Wednesday, April 23, 2008

Jazz Score: When a Woman Ascends the Stairs

Many Hollywood film composers experimented with jazz elements, including figures represented in MoMA’s Jazz Score retrospective, like Alex North, Henry Mancini, and Elmer Bernstein. Though celebrated as a leading figure of Japanese classical and electronic music, Toshirô Mayuzumi composed several jazz-influenced soundtracks, including Black Sun, a collaboration with Max Roach and Abbey Lincoln, and Mikio Naruse’s Criterion Collection worthy When a Woman Ascends the Stairs, screening this week as part of Jazz Score.

Featuring xylophone and piano, Mayuzumi’s score has a chamber jazz vibe that brings to mind the film work of the MJQ’s John Lewis. His xylophone passages bear a similarity to Lewis’s use of Milt Jackson’s vibraphone, and both composers partially shared a classical aesthetic. How well Mayuzumi’s Ascend would stand on its own remains an open question, but his themes hauntingly enhance the on-screen drama, which is considerable in
Ascend.

Ascend
takes its title from the walk Keiko must make every night up to her job as a hostess at a Ginza bar. Keiko, or Mama-san, ranks hostesses in the following terms: the best go home each night by car, the not so good must walk home, whereas the worst go home with clients. Not everyone in her line of work concurs with her hierarchy though, making it impossible for her to get ahead while simultaneously maintaining her integrity.

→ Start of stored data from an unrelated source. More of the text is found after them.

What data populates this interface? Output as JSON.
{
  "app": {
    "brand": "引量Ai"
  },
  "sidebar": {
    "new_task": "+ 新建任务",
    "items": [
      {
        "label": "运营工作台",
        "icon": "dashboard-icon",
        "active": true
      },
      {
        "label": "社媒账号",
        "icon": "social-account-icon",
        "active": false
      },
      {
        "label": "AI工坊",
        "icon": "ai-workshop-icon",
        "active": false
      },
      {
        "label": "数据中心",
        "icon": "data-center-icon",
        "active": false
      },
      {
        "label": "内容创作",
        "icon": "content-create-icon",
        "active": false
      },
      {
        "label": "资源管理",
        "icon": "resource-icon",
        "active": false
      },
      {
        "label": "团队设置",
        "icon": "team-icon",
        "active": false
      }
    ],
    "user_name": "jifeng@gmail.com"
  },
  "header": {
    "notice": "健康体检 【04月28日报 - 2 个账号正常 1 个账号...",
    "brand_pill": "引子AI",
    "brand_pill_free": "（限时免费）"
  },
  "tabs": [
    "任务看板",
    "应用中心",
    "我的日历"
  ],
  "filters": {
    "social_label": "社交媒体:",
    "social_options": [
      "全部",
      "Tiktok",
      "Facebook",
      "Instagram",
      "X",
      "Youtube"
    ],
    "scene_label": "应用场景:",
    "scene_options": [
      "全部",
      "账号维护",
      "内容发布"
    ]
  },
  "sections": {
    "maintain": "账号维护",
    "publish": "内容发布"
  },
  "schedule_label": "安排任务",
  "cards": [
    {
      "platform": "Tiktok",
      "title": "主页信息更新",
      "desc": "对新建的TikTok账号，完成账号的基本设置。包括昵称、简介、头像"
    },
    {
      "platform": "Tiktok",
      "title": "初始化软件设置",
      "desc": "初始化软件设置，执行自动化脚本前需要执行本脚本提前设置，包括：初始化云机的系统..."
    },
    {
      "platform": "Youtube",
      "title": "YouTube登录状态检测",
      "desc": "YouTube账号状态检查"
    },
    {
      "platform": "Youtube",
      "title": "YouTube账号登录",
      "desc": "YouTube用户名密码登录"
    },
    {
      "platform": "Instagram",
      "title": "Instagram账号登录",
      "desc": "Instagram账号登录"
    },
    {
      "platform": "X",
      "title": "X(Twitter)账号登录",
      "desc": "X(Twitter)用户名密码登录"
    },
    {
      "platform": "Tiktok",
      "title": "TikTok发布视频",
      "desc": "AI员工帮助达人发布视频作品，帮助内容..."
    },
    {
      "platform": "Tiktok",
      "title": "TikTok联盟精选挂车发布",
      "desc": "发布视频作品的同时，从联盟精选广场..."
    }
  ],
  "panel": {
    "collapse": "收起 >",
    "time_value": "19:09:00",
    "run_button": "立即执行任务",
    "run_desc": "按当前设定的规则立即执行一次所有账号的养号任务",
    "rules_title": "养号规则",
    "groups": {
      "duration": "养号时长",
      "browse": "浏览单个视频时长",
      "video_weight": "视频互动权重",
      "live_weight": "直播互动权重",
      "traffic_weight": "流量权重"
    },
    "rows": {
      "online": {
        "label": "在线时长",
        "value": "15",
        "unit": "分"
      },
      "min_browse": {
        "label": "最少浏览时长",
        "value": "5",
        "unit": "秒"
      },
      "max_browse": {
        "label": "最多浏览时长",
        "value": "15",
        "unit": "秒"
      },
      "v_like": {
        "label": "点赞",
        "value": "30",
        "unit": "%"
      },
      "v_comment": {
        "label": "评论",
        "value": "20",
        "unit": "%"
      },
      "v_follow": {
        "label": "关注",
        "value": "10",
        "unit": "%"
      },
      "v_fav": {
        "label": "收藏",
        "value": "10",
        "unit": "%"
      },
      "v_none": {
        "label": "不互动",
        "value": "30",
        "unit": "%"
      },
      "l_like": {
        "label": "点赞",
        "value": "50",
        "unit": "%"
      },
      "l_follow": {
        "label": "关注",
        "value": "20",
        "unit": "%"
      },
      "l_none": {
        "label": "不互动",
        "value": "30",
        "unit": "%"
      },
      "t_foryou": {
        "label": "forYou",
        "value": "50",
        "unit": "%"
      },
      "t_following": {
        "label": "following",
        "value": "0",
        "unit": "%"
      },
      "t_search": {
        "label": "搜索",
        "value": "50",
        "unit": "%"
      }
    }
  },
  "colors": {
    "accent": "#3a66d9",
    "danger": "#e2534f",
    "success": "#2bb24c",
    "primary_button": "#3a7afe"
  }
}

Stress is literally tearing Keiko apart. As a hostess, she must maintain the clothes and trappings of luxury, or risk deflating her clients’ idealized fantasies. At the same time, she must support an ungrateful mother, an idiot brother, and a nephew in need of treatment for polio. To play the game, she could take a “patron” (read: sugar-daddy), but she refuses out of principle and love for her late husband. Keiko is filled with past regrets, wishing she had treated her husband better while he was alive, so now refuses to do anything she might later repent. Yet, in her situation, she is nearly doomed to failure, as she takes the stairs up to the Carton Bar each night.

Hideko 
Takamine’s performance as Keiko is heartbreaking, vividly portraying the desperation barely contained beneath her carefully controlled, beautiful exterior. Naruse leaves little doubt the world of Ginza is not fair, particularly to a woman as sensitive as Keiko. Tragic and naturalistic, Ascend has a sad beauty, effectively amplified by Mayuzumi’s score, making it a nice addition to MoMA Jazz Score series. It screens at MoMA this Friday and also July3 at Film Forum as part of a Tatsuya Nakadai retrospective.